Kyriakoulis Mavromichalis (Κυριακούλης Μαυρομιχάλης; 1765–1822) was a Greek revolutionary who fought in the Greek War of Independence.

He was born in Limeni in the Mani Peninsula, the son of Pierros Pierrakos and Katerina Koutsogrigorakos. He was the younger brother of Petrobey Mavromichalis.

When the Greek War of Independence broke out, he organized a band of young Maniots into a fighting force. Kyriakoulis fought at Kalamata, Methoni, Koroni and was present at the Siege of Tripolitsa operation as commander-in-charge of the Valtetsi headquarters in the nascent revolutionary army.

He successfully defended the camp, twice, in the Battle of Valtetsi, leading a vastly outnumbered force to strengthen their positions, allowing new reinforcements to succeed in repelling the Turkish attack.

With the war against Ali Pasha over, the Souliotes – who had sided with the Albanians against the Ottomans – were in mortal danger due to Hursid Pasha's constant attacks and siege. To deal with this, an inexpert commander Alexandros Mavrokordatos, who was not a soldier but a politician and future statesman, chose Kyriakoulis to command an expedition to bring relief and reinforcements.

On his way to Kiafa, his expeditionary force met action with a Turkish vanguard near the seaside village Mourtos, completely defeating their foes and taking a large number of prisoners. His decision to take his captives to imprisonment in the Peloponnesus rather than to massacre them, as was then common, showed his military ethics, but at the same time weakened his already small regiment composed by 500 Maniots plus some Philhellenes, mostly former Bonapartist French soldiers and young romantic Italian revolutionaries.

In his effort against a stronger and much more compact force under Omer Vryonis, but with the overall leadership of the highly skilled Hursid Pasha (an expert in countering guerrilla warfare), his band was at last defeated at an engagement in Splantza.
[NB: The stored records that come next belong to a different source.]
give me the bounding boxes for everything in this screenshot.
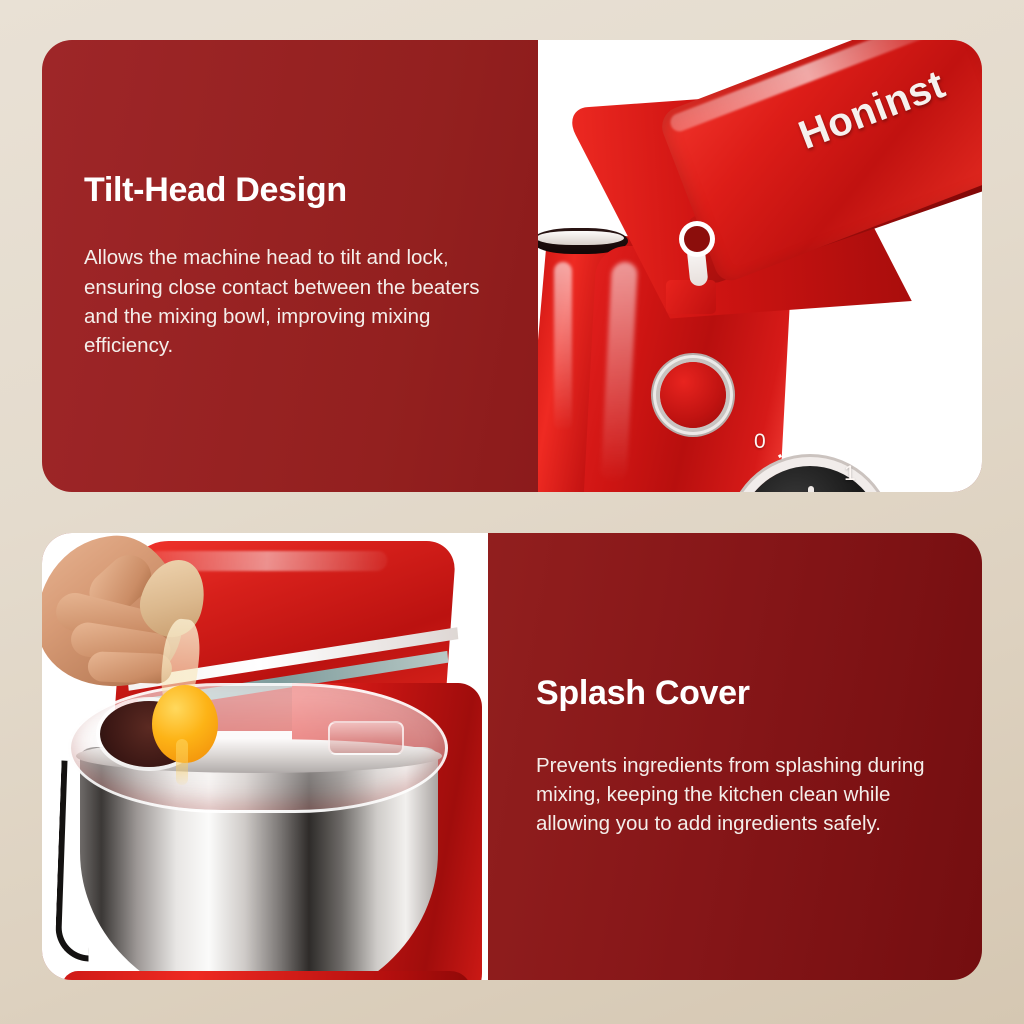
release-button[interactable] xyxy=(660,362,726,428)
bowl-handle xyxy=(55,760,96,961)
dial-label-1: 1 xyxy=(844,462,856,486)
bowl-gloss-highlight xyxy=(554,262,572,432)
tilt-head-photo: Honinst P 0 1 2 xyxy=(538,40,982,492)
egg-drip xyxy=(176,739,188,785)
hinge-block xyxy=(666,280,716,314)
speed-dial-pointer xyxy=(808,486,814,492)
feature-card-splash-cover: Splash Cover Prevents ingredients from s… xyxy=(42,533,982,980)
splash-cover-text-pane: Splash Cover Prevents ingredients from s… xyxy=(502,533,982,980)
tilt-head-title: Tilt-Head Design xyxy=(84,172,502,209)
tilt-head-text-pane: Tilt-Head Design Allows the machine head… xyxy=(42,40,542,492)
speed-dial-group[interactable]: P 0 1 2 xyxy=(716,440,916,492)
feature-board: Tilt-Head Design Allows the machine head… xyxy=(0,0,1024,1024)
mixer-base xyxy=(62,971,472,980)
splash-cover-tab xyxy=(328,721,404,755)
dial-label-0: 0 xyxy=(754,430,766,454)
splash-cover-description: Prevents ingredients from splashing duri… xyxy=(536,751,926,838)
hinge-socket-icon xyxy=(684,226,710,252)
splash-cover-title: Splash Cover xyxy=(536,675,926,712)
splash-cover-photo xyxy=(42,533,488,980)
tilt-head-description: Allows the machine head to tilt and lock… xyxy=(84,243,502,359)
finger-ring xyxy=(87,651,172,684)
feature-card-tilt-head: Tilt-Head Design Allows the machine head… xyxy=(42,40,982,492)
The Maniots showed the same Thermopylae spirit as their Spartan ancestors fighting up to the last man. Kyriakoulis was killed on 4 July 1822 in Splantza and was buried with honours in Missolonghi.

Maniot tradition and folk songs, show how his younger brother's death strongly hurt the brave Petrobey's soul:

"Πετρόμπεης καθότανε ψηλά στο Πετροβούνι
κι εσφούγγιζε τα μάτια του μ΄ ένα χρυσό μαντήλι.
Τι έχεις Μπέη και χλίβεσαι και χύνεις μαύρα δάκρυα;
Σα με ρωτάς Κυριάκαινα και θέλεις για να μάθης;
Aπόψε μου ΄ρθαν γράμματα από το Μεσολόγγι
...τον Κυριακούλην σκότωσαν, τον πρώτο καπετάνιο
και στάζουνε τα μάτια μου και τρέχουν μαύρα δάκρυα."
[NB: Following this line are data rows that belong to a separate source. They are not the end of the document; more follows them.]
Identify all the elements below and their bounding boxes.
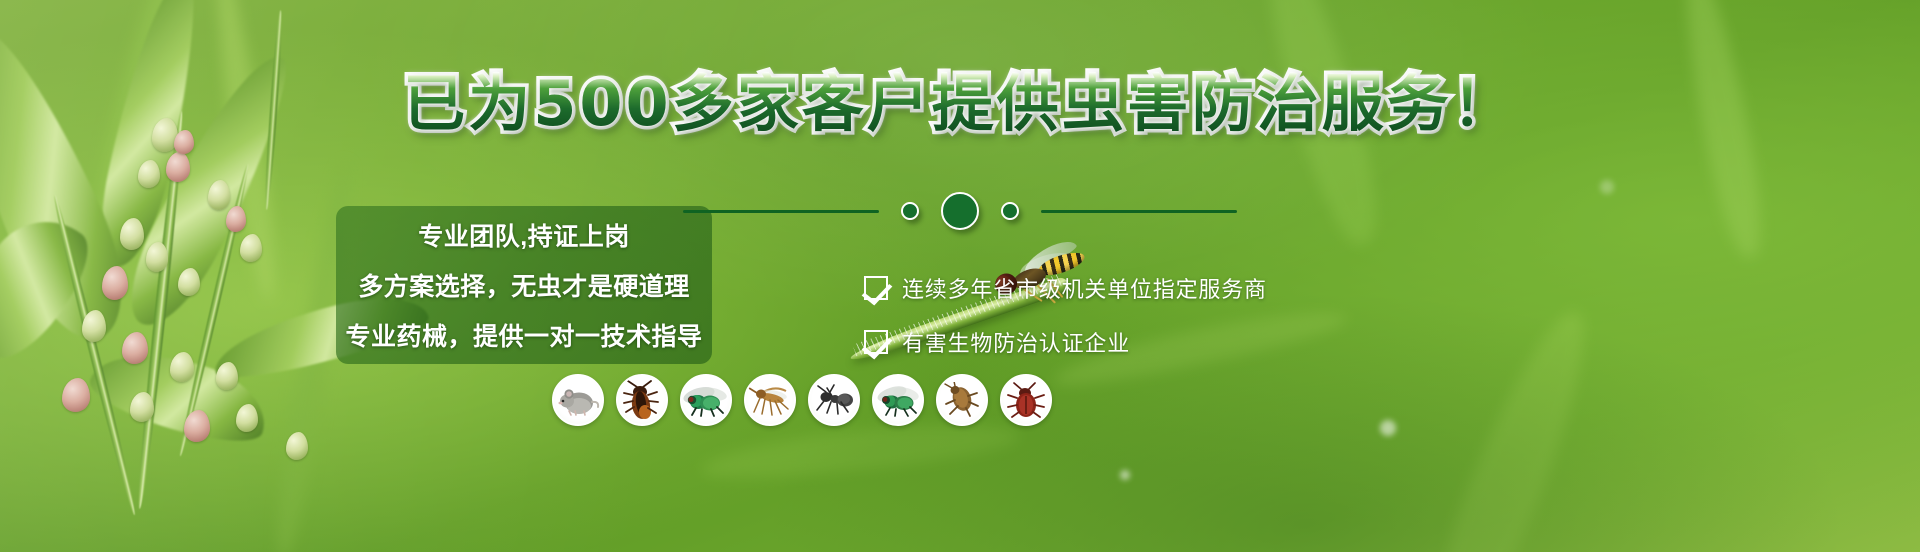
bedbug-icon[interactable]	[1000, 374, 1052, 426]
selling-point-line-3: 专业药械，提供一对一技术指导	[345, 317, 702, 353]
checklist-item: 有害生物防治认证企业	[864, 326, 1267, 358]
bokeh-speck	[1380, 420, 1396, 436]
selling-point-line-2: 多方案选择，无虫才是硬道理	[358, 267, 690, 303]
divider-dot-large	[941, 192, 979, 230]
credentials-checklist: 连续多年省市级机关单位指定服务商 有害生物防治认证企业	[864, 272, 1267, 380]
housefly-icon[interactable]	[872, 374, 924, 426]
pest-type-icons	[552, 374, 1052, 426]
checklist-item: 连续多年省市级机关单位指定服务商	[864, 272, 1267, 304]
divider-line-right	[1041, 210, 1237, 213]
mosquito-icon[interactable]	[744, 374, 796, 426]
headline-text: 已为500多家客户提供虫害防治服务！	[403, 72, 1516, 135]
checklist-item-label: 有害生物防治认证企业	[902, 326, 1130, 358]
divider-dot-small-right	[1001, 202, 1019, 220]
divider-line-left	[683, 210, 879, 213]
divider-dot-small-left	[901, 202, 919, 220]
decorative-divider	[0, 192, 1920, 230]
flea-icon[interactable]	[936, 374, 988, 426]
check-box-icon	[864, 330, 888, 354]
check-box-icon	[864, 276, 888, 300]
ant-icon[interactable]	[808, 374, 860, 426]
headline: 已为500多家客户提供虫害防治服务！ 已为500多家客户提供虫害防治服务！	[0, 72, 1920, 135]
promo-banner: 已为500多家客户提供虫害防治服务！ 已为500多家客户提供虫害防治服务！ 专业…	[0, 0, 1920, 552]
checklist-item-label: 连续多年省市级机关单位指定服务商	[902, 272, 1267, 304]
cockroach-icon[interactable]	[616, 374, 668, 426]
greenbottle-fly-icon[interactable]	[680, 374, 732, 426]
bokeh-speck	[1120, 470, 1130, 480]
rodent-icon[interactable]	[552, 374, 604, 426]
"Petrobey was lying in the highlands of Petrovouni (Stone Mountain)
wiping his eyes with a golden kerchief.
What's happening to you Bey, that you're so sad and black tears fall from your eyes?
Since you're asking Kyriakaina (Kyriakoulis' wife) and you want to know...
Tonight I got news from Missolonghi ... Kyriakoulis was killed, the main captain.
This is why my eyes are full with black tears."

He was the grandfather of Kyriakoulis Petrou Mavromichalis, the politician and later Prime Minister but above all, for the Peloponnesians in general and for the Maniots in particular he became the icon of the sacrifice made in behalf of the freedom of Greece.